The Challenges and Limitations
While AI-powered image-to-image generation offers significant benefits, there are also some challenges and limitations to consider:
- Quality Control: While Stable Diffusion can generate impressive results, there may be variations in image quality and consistency for example within generated 5 images maybe 1 image quality is low but it is rare.
- Copyright Issues: Using generated images for commercial purposes may raise copyright concerns, especially if they closely resemble existing copyrighted works. That’s a sensitive issue/moment for some cases.
- Bias: AI models may inadvertently perpetuate biases present in the training data, leading to biased or discriminatory outputs.
- Time Complexity: Sometimes Stable Diffusion models take 4 to 5 minutes to generate a very high quality pixel image.
- Ethical Considerations: The use of AI-generated images raises ethical questions regarding authenticity, originality, and potential biases in some country or in a specific region or for specific findings of people and their culture.
Technologies Used
There are so many technologies used for completing this project, some are below:
- Stable Diffusion Pretrained Model: A image-to-image generative model based on deep learning.
- Deep Learning Framework: A framework such as PyTorch for implementing and training the Stable Diffusion model is used.

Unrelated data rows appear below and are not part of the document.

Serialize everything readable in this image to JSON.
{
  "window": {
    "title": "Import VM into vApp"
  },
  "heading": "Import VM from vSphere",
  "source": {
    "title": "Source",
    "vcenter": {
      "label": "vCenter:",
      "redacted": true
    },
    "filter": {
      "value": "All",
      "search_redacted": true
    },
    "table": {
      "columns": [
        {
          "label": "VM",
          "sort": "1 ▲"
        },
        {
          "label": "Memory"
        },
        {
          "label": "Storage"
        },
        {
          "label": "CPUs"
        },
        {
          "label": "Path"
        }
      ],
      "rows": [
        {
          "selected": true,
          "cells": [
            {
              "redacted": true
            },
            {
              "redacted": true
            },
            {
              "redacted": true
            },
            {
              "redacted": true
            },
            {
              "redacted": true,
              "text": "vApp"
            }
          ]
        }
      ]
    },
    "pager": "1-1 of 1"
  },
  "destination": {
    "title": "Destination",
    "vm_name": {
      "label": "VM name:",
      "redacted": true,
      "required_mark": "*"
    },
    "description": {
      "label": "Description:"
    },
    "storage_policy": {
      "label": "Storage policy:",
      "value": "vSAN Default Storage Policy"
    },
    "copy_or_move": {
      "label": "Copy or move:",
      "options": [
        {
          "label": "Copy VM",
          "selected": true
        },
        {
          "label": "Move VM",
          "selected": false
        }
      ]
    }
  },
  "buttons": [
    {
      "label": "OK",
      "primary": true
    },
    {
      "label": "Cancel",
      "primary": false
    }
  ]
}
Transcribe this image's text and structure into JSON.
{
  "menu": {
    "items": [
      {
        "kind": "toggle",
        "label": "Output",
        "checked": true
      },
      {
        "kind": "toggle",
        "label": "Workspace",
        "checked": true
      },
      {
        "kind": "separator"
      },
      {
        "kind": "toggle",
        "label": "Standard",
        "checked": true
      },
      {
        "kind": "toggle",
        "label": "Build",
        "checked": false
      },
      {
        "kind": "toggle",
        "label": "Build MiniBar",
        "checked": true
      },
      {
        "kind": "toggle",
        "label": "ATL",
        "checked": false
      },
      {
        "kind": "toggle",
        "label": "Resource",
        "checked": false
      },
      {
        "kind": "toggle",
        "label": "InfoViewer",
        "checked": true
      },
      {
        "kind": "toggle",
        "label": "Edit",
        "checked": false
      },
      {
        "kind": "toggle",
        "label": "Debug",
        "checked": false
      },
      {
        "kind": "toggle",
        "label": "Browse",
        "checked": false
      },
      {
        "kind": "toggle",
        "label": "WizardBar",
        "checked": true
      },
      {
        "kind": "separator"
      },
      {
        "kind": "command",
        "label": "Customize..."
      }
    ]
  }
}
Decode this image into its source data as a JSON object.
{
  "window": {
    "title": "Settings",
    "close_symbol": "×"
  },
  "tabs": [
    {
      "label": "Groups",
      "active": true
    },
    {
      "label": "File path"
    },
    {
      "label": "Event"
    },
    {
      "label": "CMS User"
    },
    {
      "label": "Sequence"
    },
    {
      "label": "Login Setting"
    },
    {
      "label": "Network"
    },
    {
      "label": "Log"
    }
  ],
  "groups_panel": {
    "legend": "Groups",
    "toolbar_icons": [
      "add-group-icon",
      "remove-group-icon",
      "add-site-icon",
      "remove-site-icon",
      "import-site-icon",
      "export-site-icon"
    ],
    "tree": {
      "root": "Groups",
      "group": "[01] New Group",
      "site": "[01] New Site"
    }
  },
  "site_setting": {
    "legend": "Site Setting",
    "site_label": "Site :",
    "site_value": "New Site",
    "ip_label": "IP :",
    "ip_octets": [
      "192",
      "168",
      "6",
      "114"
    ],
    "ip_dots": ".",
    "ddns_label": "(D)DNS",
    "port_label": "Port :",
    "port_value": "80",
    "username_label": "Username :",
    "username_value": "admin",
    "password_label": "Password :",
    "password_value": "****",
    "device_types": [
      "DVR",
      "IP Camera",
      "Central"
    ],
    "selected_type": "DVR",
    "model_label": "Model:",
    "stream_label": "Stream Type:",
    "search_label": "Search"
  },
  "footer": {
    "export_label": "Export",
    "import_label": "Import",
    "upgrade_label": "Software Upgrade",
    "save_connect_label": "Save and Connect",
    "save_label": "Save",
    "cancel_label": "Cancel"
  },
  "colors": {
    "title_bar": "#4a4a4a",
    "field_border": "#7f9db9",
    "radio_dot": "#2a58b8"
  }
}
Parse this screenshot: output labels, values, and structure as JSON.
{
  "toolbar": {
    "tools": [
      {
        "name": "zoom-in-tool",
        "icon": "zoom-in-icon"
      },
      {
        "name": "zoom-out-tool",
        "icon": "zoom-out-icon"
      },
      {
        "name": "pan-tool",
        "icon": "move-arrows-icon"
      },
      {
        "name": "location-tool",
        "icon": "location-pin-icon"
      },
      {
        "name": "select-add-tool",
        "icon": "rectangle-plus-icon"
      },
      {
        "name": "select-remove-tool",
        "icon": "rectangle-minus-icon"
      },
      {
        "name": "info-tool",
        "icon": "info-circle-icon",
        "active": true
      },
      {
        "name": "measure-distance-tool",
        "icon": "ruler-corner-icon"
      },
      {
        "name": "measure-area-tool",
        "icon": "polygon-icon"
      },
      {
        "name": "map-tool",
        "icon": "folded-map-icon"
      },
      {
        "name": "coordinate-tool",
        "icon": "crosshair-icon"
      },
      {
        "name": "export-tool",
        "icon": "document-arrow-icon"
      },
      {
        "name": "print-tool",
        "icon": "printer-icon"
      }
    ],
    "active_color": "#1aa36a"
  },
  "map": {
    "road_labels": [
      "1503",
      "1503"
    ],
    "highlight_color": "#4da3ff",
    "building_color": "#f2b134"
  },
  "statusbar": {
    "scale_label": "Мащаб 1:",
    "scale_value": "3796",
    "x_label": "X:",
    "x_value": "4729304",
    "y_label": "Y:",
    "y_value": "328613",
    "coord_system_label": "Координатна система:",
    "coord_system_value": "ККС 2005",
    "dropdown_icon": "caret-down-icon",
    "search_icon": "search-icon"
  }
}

- Image Processing Libraries: Libraries like OpenCV, PIL for image manipulation and analysis, and Transformer, ControlNet are the most used libraries.
- CUDA-enabled GPU: For efficient processing of AI models use T4 GPU for image generation for interior, exterior, landscape model.
Conclusion
AI-powered image generation using tools like the Stable Diffusion model represents a transformative approach to design in the architectural and creative industries. By allowing designers to quickly produce and iterate on high-quality images for interiors, exteriors, and landscapes, AI tools save time and costs while increasing accessibility. Despite some limitations, such as hardware requirements and the need for precise prompts, the benefits of speed, flexibility, and cost-effectiveness position AI as a game-changer in the world of design visualization.